Tout comme dans les mémoires qu’il a déposés et dans son rôle d’« ami de la cour » dans le dossier des commissions scolaires, Chris Eustace voit dans sa correspondance publiée dans les pages du Devoir une certaine continuation de sa carrière d’enseignant. « J’aime croire que j’éduque le public. Et, sans me vanter, je le fais. Je suis allé au tribunal au moins quatre ou cinq fois [en tant qu’ami de la cour] avec six juges différents. Ils doivent savoir que je sais quelque chose, sinon ils ne m’inviteraient pas », dit celui qui est maintenant arrière-grand-père.

« Mais, pour répondre à la question, oui, je crois que je rends un service au public. Et je me sens bien de le faire, parce que je sais que, dans quelques cas, j’ai fait économiser beaucoup d’argent au public, soutient-il. Et vous savez, une bonne partie des informations que je présente en cour ou dans mes mémoires, je la tiens d’articles sur l’éducation du Devoir », affirme M. Eustace, sourire au visage.

Les lettres préférées de Chris Eustace

Parmi toutes les lettres que Chris Eustace a publiées dans Le Devoir, celle du 17 juillet 2019, où il s’adresse au premier ministre François Legault pour dénoncer les « exagérations des dirigeants scolaires anglophones », est l’une de ses préférées. Publié dans la section Libre opinion, le texte de M. Eustace se voulait une réponse à l’article « François Legault inquiète les anglophones », publié le 13 juillet de la même année. Dans cet article, plusieurs membres de la communauté anglophone dénonçaient des relations difficiles avec le gouvernement Legault.

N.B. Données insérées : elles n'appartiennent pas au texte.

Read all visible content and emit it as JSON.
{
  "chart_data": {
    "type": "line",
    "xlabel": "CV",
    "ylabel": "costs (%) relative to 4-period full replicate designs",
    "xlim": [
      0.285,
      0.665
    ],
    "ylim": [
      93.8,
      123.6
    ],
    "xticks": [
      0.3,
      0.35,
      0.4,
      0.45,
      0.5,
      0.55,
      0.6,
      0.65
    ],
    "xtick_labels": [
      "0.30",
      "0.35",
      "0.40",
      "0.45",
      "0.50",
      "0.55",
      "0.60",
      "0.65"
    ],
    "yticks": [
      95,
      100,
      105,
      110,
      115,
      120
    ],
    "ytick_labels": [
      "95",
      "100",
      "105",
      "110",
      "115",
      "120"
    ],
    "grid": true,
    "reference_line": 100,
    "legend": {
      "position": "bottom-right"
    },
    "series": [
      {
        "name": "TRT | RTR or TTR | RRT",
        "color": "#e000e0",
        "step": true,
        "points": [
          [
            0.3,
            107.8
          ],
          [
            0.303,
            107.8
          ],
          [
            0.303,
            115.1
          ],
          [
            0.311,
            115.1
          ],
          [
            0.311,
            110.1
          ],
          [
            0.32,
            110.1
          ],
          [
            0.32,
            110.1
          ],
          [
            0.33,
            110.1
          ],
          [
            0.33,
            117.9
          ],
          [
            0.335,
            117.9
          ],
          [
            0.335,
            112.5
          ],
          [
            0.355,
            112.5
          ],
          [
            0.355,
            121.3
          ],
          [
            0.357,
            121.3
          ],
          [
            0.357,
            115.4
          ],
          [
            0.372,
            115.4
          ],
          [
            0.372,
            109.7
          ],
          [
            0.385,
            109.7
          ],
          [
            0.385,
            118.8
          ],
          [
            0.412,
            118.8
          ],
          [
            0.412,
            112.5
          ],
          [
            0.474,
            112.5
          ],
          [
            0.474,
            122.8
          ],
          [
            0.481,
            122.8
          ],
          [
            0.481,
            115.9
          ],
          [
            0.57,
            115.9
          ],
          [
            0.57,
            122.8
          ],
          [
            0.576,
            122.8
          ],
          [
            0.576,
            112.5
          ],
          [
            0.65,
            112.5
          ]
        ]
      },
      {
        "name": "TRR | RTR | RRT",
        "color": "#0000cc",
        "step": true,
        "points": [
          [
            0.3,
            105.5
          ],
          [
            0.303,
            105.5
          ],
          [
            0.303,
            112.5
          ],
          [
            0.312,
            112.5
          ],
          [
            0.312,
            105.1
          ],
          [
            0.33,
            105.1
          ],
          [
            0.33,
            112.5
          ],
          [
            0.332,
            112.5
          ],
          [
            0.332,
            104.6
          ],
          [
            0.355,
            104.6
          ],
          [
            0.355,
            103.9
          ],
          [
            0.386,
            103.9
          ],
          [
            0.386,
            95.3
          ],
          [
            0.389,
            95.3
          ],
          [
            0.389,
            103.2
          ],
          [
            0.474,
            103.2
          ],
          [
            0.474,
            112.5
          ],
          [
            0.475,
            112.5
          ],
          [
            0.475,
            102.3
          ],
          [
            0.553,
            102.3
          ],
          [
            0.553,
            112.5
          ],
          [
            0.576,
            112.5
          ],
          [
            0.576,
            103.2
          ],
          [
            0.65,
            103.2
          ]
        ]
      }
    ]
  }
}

Également publié dans la section Libre opinion, le texte intitulé « Une mauvaise qualité de l’air dans nos écoles nuit à l’apprentissage », publié le 20 août 2013, est l’une de ses pièces d’opinion préférées. M. Eustace dénonce ici la mauvaise qualité de l’air présente dans plusieurs écoles au Québec et conclut qu’« il est du devoir du gouvernement du Québec que nos écoles aient de bons bilans en matière de santé, afin que nos enfants puissent apprendre dans un environnement sain ».